KUALA LUMPUR: Several developed countries have been accused by NGOs of trying to kill the proposed resolution on drug price transparency at the 72nd World Health Assembly (WHA) in Geneva, Switzerland.
Besides Italy and Malaysia, the draft resolution was proposed by Egypt, Greece, Portugal, Serbia, Slovenia, South Africa, Spain and Turkey.
International medical humanitarian organisation, Doctors Without Borders, or Médecins Sans Frontières (MSF) tweeted on Thursday (May 23) that it had sent an urgent open letter, urging the German government to stop blocking measures that can promote affordable access to medicines for people worldwide.
This follows after the World Health Organisation (WHO) published the conference paper on Transparency Resolution but NGOs claimed that Germany, the United Kingdom and other governments were trying to kill it by inflicting "a thousand cuts".
The resolution was on 11.7 of the WHA agenda item - improving the transparency of markets for medicines, vaccines, and other health-related products and other technologies.
In an immediate response addressed to Germany Federal Health Minister Herrn Hens Spahn, MSF Access Campaign expressed shocked and extreme concern over Germany "vehemently blocking measures that can promote affordable access to medicines for people worldwide".
The letter said that the negotiating position of the German delegation to the WHA "urgently needs to be revised" and that the German government should do everything it can to ensure that vaccines and medicines are affordable for all people worldwide.
"High drug prices are no longer only in poorer countries, and this is a cause for why people do not receive urgently needed treatment.
"Even in rich European countries, healthcare systems are reaching their limits because they can no longer afford horrendous prices," said the non-profit organisation.
The letter also pointed out that drug prices were often not based on actual research costs, but were set according to how revenues can be maximised in the relevant markets.

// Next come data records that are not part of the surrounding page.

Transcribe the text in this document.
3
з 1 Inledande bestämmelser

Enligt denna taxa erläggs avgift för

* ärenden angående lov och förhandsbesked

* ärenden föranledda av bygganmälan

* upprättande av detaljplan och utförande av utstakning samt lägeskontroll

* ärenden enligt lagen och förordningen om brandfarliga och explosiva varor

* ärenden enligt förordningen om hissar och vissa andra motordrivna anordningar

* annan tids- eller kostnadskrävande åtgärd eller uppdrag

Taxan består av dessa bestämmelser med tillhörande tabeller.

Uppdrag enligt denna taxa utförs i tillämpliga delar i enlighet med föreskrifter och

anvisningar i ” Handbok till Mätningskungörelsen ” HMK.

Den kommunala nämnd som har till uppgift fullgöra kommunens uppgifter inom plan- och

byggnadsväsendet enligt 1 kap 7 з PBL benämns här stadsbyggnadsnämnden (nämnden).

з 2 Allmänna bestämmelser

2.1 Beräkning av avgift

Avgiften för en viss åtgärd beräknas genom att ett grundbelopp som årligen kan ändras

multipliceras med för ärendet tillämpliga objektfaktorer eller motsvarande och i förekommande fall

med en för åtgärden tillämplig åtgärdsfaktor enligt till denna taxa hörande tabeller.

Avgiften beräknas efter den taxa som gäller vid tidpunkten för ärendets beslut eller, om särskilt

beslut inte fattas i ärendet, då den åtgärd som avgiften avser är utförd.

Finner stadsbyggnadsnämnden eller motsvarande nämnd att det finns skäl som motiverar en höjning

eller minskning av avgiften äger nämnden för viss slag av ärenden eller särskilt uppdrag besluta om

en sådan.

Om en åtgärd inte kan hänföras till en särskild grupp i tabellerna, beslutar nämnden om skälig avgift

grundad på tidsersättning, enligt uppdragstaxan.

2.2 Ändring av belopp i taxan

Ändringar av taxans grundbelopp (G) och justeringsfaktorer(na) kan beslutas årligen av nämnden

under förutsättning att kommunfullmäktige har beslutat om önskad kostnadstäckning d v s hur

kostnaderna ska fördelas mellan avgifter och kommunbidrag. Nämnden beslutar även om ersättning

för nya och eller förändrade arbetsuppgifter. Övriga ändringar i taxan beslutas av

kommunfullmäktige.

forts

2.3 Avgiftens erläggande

This was recently confirmed by a WHO report on cancer drugs, it said, adding that high demand, a lack of information and suppliers without competition made this possible.
As a consequence, sometimes poorer countries even pay higher prices than rich countries, it said.

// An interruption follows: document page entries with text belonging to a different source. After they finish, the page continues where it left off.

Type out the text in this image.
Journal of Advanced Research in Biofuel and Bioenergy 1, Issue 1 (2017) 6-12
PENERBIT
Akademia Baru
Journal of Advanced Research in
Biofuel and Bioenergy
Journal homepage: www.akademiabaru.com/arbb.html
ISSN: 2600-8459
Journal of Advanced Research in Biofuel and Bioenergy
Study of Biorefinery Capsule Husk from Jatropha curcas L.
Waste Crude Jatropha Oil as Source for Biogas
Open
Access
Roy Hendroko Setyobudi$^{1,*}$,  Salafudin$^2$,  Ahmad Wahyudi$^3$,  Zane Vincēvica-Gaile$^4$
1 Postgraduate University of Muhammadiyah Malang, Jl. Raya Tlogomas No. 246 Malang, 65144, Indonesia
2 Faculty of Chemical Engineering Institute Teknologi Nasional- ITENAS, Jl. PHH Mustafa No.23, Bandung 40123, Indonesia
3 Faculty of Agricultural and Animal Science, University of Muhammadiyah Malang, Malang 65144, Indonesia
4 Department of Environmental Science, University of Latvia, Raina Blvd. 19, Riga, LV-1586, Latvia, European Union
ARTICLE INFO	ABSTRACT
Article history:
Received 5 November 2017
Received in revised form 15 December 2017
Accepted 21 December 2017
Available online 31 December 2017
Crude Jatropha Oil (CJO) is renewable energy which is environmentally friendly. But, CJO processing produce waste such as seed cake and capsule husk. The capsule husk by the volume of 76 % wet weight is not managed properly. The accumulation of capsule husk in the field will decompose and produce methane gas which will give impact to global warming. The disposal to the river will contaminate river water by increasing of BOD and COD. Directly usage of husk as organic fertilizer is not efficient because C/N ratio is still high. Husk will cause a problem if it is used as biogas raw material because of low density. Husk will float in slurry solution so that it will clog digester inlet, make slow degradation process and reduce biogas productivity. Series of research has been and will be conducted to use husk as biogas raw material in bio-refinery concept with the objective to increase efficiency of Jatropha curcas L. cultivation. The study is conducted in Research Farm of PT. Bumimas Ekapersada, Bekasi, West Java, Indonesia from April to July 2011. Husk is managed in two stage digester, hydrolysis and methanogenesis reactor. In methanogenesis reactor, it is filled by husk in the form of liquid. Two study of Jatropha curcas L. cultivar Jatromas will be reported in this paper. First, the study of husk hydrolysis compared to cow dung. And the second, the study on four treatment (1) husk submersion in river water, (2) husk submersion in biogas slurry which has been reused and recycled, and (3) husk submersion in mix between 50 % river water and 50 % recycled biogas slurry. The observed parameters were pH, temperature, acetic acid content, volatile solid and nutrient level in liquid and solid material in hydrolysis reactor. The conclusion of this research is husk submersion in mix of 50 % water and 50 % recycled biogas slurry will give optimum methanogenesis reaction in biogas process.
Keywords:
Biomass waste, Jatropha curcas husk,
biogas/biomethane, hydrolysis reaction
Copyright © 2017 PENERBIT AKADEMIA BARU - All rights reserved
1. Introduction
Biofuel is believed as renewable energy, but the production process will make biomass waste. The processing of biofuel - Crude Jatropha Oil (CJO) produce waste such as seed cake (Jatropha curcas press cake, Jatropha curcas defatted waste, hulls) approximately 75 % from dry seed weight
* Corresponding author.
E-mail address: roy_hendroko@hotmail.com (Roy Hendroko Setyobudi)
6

"There is urgent need to take action," it said.
The letter also said that one cannot negotiate a fair price blindly; reliable information about the actual costs of developing a drug, the amount the public sector paid for its development and knowing the prices for the same drug in other countries with similar income, is the only way to negotiate prices.
"The German Federal Government and especially your ministry have declared Global Health to be the hallmark of German International politics.
"We urgently appeal to you to uphold the principle of global solidarity," it said.
According to a source, the debate on the resolution has so far gone off line with a smaller group working out a compromise before reporting back to the assembly.
"This is according to normal UN procedures, when there are strong resistance by some countries," she said.